16.10.2018

Wirkmechanismen der Elektronenheizung in Atmosphärendruckplasmen aufgedeckt

Praktische und wirtschaftliche Relevanz auch für industrielle Plasmaquellen.

Einer der heraus­ragenden Vorteile von Nieder­tem­pe­ratur­plas­men bei der Behand­lung von Ober­flächen und dem Abscheiden dünner Schichten ist die Viel­zahl ein­stell­barer Para­meter, die ein genaues Anpassen der Plasma­eigen­schaften an die jeweilige Anwendung ermöglicht. Je besser die Wirk­mechanis­men im Plasma verstanden sind, umso gezielter kann man bei der Aus­wahl der einzu­stellenden Para­meter vorgehen. Für die betref­fenden Industrie­zweige stellt ein Plus an über­trag­barem Grund­lagen­wissen daher in der Regel eine große Zeit- und Kosten­ersparnis dar. Ein Forschungs­team des KAIST (Korea Advanced Institute of Science and Technology) hat die räumlich-zeitliche Ent­wick­lung der Elektronen­dichte und -temperatur in Atmo­sphären­druck­plasmen untersucht und dabei den Mechanis­mus der Elektronen­heizung – also eines der Vor­gänge der Leistungs­ein­kopp­lung – für diesen Plasma­typ aufgedeckt.

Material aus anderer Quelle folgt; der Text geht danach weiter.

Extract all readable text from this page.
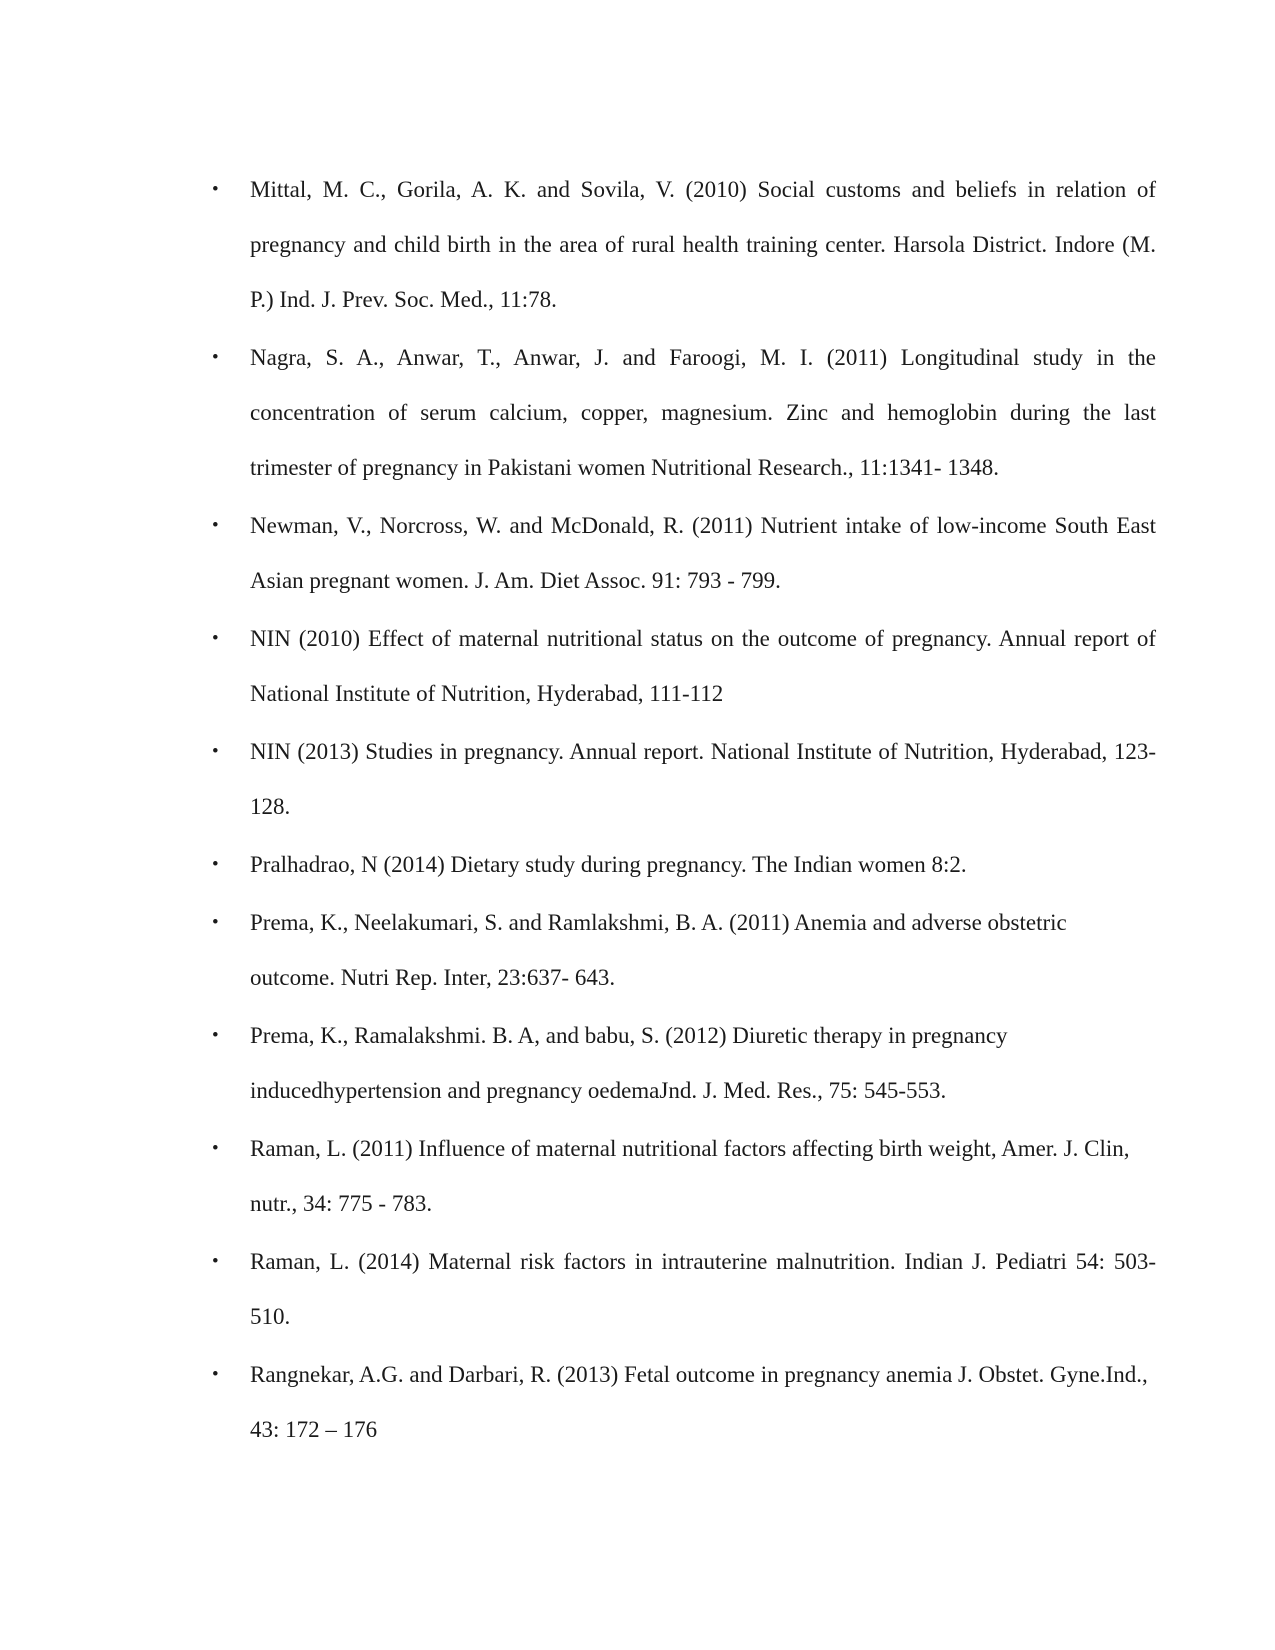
• Mittal, M. C., Gorila, A. K. and Sovila, V. (2010) Social customs and beliefs in relation of pregnancy and child birth in the area of rural health training center. Harsola District. Indore (M. P.) Ind. J. Prev. Soc. Med., 11:78.
• Nagra, S. A., Anwar, T., Anwar, J. and Faroogi, M. I. (2011) Longitudinal study in the concentration of serum calcium, copper, magnesium. Zinc and hemoglobin during the last trimester of pregnancy in Pakistani women Nutritional Research., 11:1341- 1348.
• Newman, V., Norcross, W. and McDonald, R. (2011) Nutrient intake of low-income South East Asian pregnant women. J. Am. Diet Assoc. 91: 793 - 799.
• NIN (2010) Effect of maternal nutritional status on the outcome of pregnancy. Annual report of National Institute of Nutrition, Hyderabad, 111-112
• NIN (2013) Studies in pregnancy. Annual report. National Institute of Nutrition, Hyderabad, 123-128.
• Pralhadrao, N (2014) Dietary study during pregnancy. The Indian women 8:2.
• Prema, K., Neelakumari, S. and Ramlakshmi, B. A. (2011) Anemia and adverse obstetric outcome. Nutri Rep. Inter, 23:637- 643.
• Prema, K., Ramalakshmi. B. A, and babu, S. (2012) Diuretic therapy in pregnancy inducedhypertension and pregnancy oedemaJnd. J. Med. Res., 75: 545-553.
• Raman, L. (2011) Influence of maternal nutritional factors affecting birth weight, Amer. J. Clin, nutr., 34: 775 - 783.
• Raman, L. (2014) Maternal risk factors in intrauterine malnutrition. Indian J. Pediatri 54: 503-510.
• Rangnekar, A.G. and Darbari, R. (2013) Fetal outcome in pregnancy anemia J. Obstet. Gyne.Ind., 43: 172 – 176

Abb.: Sehen hohes Anwendungs­potential in ihren neuen Erkenntnissen zum Mechanis­mus der Leistungs­einspeisung in Atmos­phären­druck­plasmen: Professor Wonho Choe (links) und Professor Sanghoo Park (rechts). (Bild: KAIST)

Dazu musste das Team um Professor Wonho Choe vom Department of Nuclear and Quantum Engineering (NQe) jedoch zunächst eine geeignete Diagnostik aufbauen. In den von ihnen im Druck­bereich zwischen 260 und 1013 mbar betriebenen Plasmen treten häufig Kolli­sionen zwischen freien Elektronen und neutralen Gas­teilchen auf, die den Einsatz herkömm­licher Diagnose­werkzeuge zur Bestim­mung von Elektronen­dichte und -temperatur ausschließen.

Das von den Wissen­schaft­lern eingesetzte Verfahren untersucht die Elektron-Neutral-Brems­stahlung, die beim Ab­brem­sen der Elek­tronen in den Elek­tronen­hüllen der Neutral­teilchen aus­gesendet wird. Da diese von Elek­tronen­dichte ne und Elektronen­temperatur Te abhängt, kann aus dem auf­genom­menen Spektrum auf die gewün­schten Werte zurück­gerechnet werden. Dieses bereits 2015 von S. Park et al. beschrie­bene Ver­fahren wurde mit einer neu­artigen bild­gebenden Dia­gnostik für die zwei­dimen­sionale Verteil­ungen von Elektronen­informa­tionen erweitert. 

Abb. Nano­sekunden­aufgelöste Visu­alisie­rung der Elektronen­heizung. Raum­zeitliche Ent­wicklung der 514,5 nm Kontinuums­strahlung in will­kür­lichen Ein­heiten (linke Spalte) und Elektronen­temperatur Te in eV (rechte Spalte) für zwei Arbeits­drücke in Ab­hängigkeit von Abstand zu den Elektroden. (Bild: KAIST)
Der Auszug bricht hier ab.